Warum ein solches Treffen der Liebhaber einer nach wie vor kleinen Gattung der Literatur (was sich nach dem Willen der Veranstalter und Teilnehmer danach unbedingt geändert haebn soll), bringt Dr. Jürgen Wilbert so auf den Punkt: "Die Idee, die Elias Canetti schon vor vielen Jahren ausgesprochen hat, daß sich nämlich die Aphoristiker so lesen, als ob sie alle einander gut gekannt hätten, soll endlich Realität werden. Aber wir wollen kein abgeschlossenes Clübchen sein, sondern wir wollen mit dem Publikum auch feiern, denn unser Treffen hat viele Facetten."
Daher gibt es neben etwa Lesungen in allen weiterführenden Schulen einige öffentliche Veranstaltungen, die durchaus vergnüglich zu werden versprechen. Vor allem unter dem Titel "Wortakrobaten treffen Publikum". Unter diesem Motto ist nämlich der Aachener Wortakrobat Wendelin Haverkamp am Donnerstag, 4. November, 19.30 Uhr, im Stadtmuseum mit einem Programm zu Gast, das er sich eigens für Hattingen und die Aphoristiker hat einfallen lassen. Eintritt zehn Euro, der Vorverkauf läuft - wie bei den anderen.
Oder am Freitag, 5. November, 20 Uhr, für jeweils vier Euro eine aphoristische Lesung durch Tagungsteilnehmer an drei verschiedenen Orten: dem Weinkontor Hattingen, Rathausplatz 4, mit einer "Wein-Lesung"; dem "Café Satz" im Stadtmuseum mit einer "Cocktail-Lesung", der Buchhandlung Napp, St.-Georg-Straße10.

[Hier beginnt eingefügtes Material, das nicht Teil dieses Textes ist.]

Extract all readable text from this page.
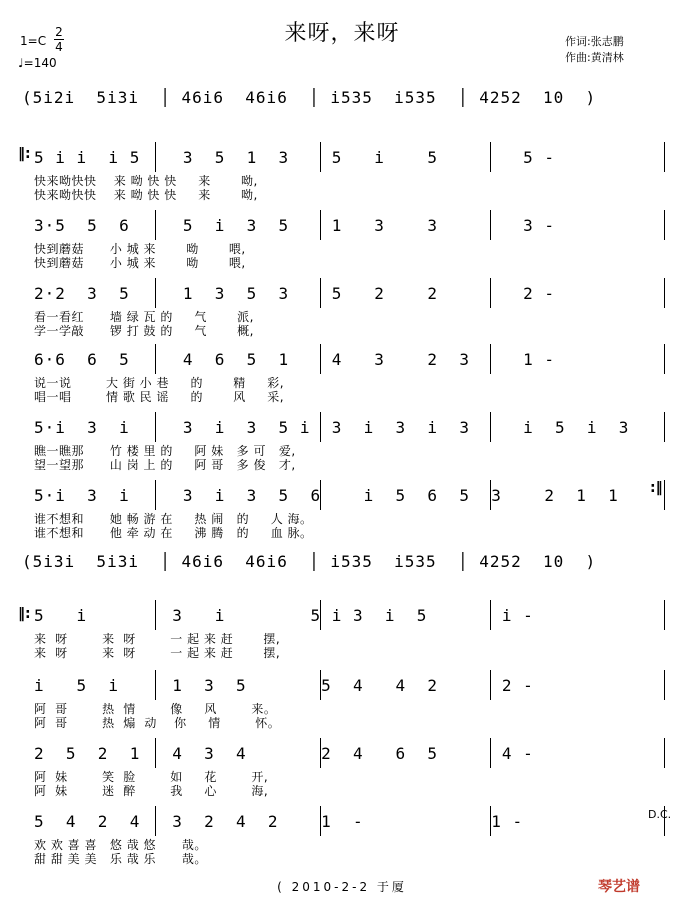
来呀，来呀
1=C
2
4
♩=140
作词:张志鹏
作曲:黄清林
(5i2i  5i3i  │ 46i6  46i6  │ i535  i535  │ 4252  10  )
‖: 5 i i  i 5    3  5  1  3    5   i    5        5 -
快来呦快快    来 呦 快 快     来       呦,
快来呦快快    来 呦 快 快     来       呦,
3·5  5  6     5  i  3  5    1   3    3        3 -
快到蘑菇      小 城 来       呦       喂,
快到蘑菇      小 城 来       呦       喂,
2·2  3  5     1  3  5  3    5   2    2        2 -
看一看红      墙 绿 瓦 的     气       派,
学一学敲      锣 打 鼓 的     气       概,
6·6  6  5     4  6  5  1    4   3    2  3     1 -
说一说        大 街 小 巷     的       精     彩,
唱一唱        情 歌 民 谣     的       风     采,
5·i  3  i     3  i  3  5 i  3  i  3  i  3     i  5  i  3
瞧一瞧那      竹 楼 里 的     阿 妹   多 可   爱,
望一望那      山 岗 上 的     阿 哥   多 俊   才,
5·i  3  i     3  i  3  5  6    i  5  6  5  3    2  1  1
谁不想和      她 畅 游 在     热 闹   的     人 海。
谁不想和      他 牵 动 在     沸 腾   的     血 脉。
(5i3i  5i3i  │ 46i6  46i6  │ i535  i535  │ 4252  10  )
‖:
:‖
5   i        3   i        5 i 3  i  5       i -
来  呀        来  呀        一 起 来 赶       摆,
来  呀        来  呀        一 起 来 赶       摆,
i   5  i     1  3  5       5  4   4  2      2 -
阿  哥        热  情        像     风        来。
阿  哥        热  煽  动    你     情        怀。
2  5  2  1   4  3  4       2  4   6  5      4 -
阿  妹        笑  脸        如     花        开,
阿  妹        迷  醉        我     心        海,
5  4  2  4   3  2  4  2    1  -            1 -
欢 欢 喜 喜   悠 哉 悠      哉。
甜 甜 美 美   乐 哉 乐      哉。
D.C.
( 2010-2-2 于厦	琴艺谱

Ein Höhepunkt wird die öffentliche Abschlußveranstaltung am Samstag, 6. November, 20 Uhr, mit dem beziehungsreichen Titel "Geistesblitz & Donnerwetter - Der große Abend der kleinen Gattung". Für 30 Euro gibt es im Stadtmuseum Samba und Bossa Nova mit "Celi y Grupo", ein spanisches Büffet nebst aphoristischen Zugaben sowie den Kabarettisten und Liedermacher Christof Stählin mit dem Programm "Fallobst des Geistes". Bereits ab 29. Oktober bis 21. November ist als Rahmen des Aphoristikertreffens die Ausstellung "Unfrisierte Gedanken" mit Karikaturen von Zygmunt Januszewski (einer der führenden Karikaturisten unserer Zeit, der soeben mit dem renommierten "Gulbrannson-Preis" ausgezeichnet wurde) zu sehen, der selbst vor Ort sein wird bei der Eröffnung um 19 Uhr im Stadtmuseum.
Gleichzeitig werden dort in Bildern umgesetzte Aphorismen von Teilnehmern des Treffens gezeigt. Erschaffen wurden die "Zeichnungen, Karikaturen oder Illustrationen zu ausgewählten Aphorismen" von zehn Preisträgern des gleichnamigen von den Veranstaltern ausgelobten Wettbewerbs. Die ersten drei Preisträger, die von einer hochkarätigen, unabhängigen Jury ausgewählt wurden, sind Sigrid Herffs aus Düsseldorf, die sich folgendes Aphorismus aus der Feder ausgerechnet von Veranstalter Dr. Jürgen Wilbert ausgesucht hat: "Wer schwarz-weiß denkt, dem graut es vor Zwischentönen." Die Zweitplazierte, die Hattingerin Iris Daub, setze um: "In manchen Ländern sind Handschellen ein Freiheitssymbol." Der bekannte Hattinger Künstler Michael Görler auf Platz drei hat ebenfalls einen Wilbert-Aphorismus umgesetzt: "Von dem, der den Kopf in de Sand steckt, kann man auch sagen, er geht der Sache auf den Grund."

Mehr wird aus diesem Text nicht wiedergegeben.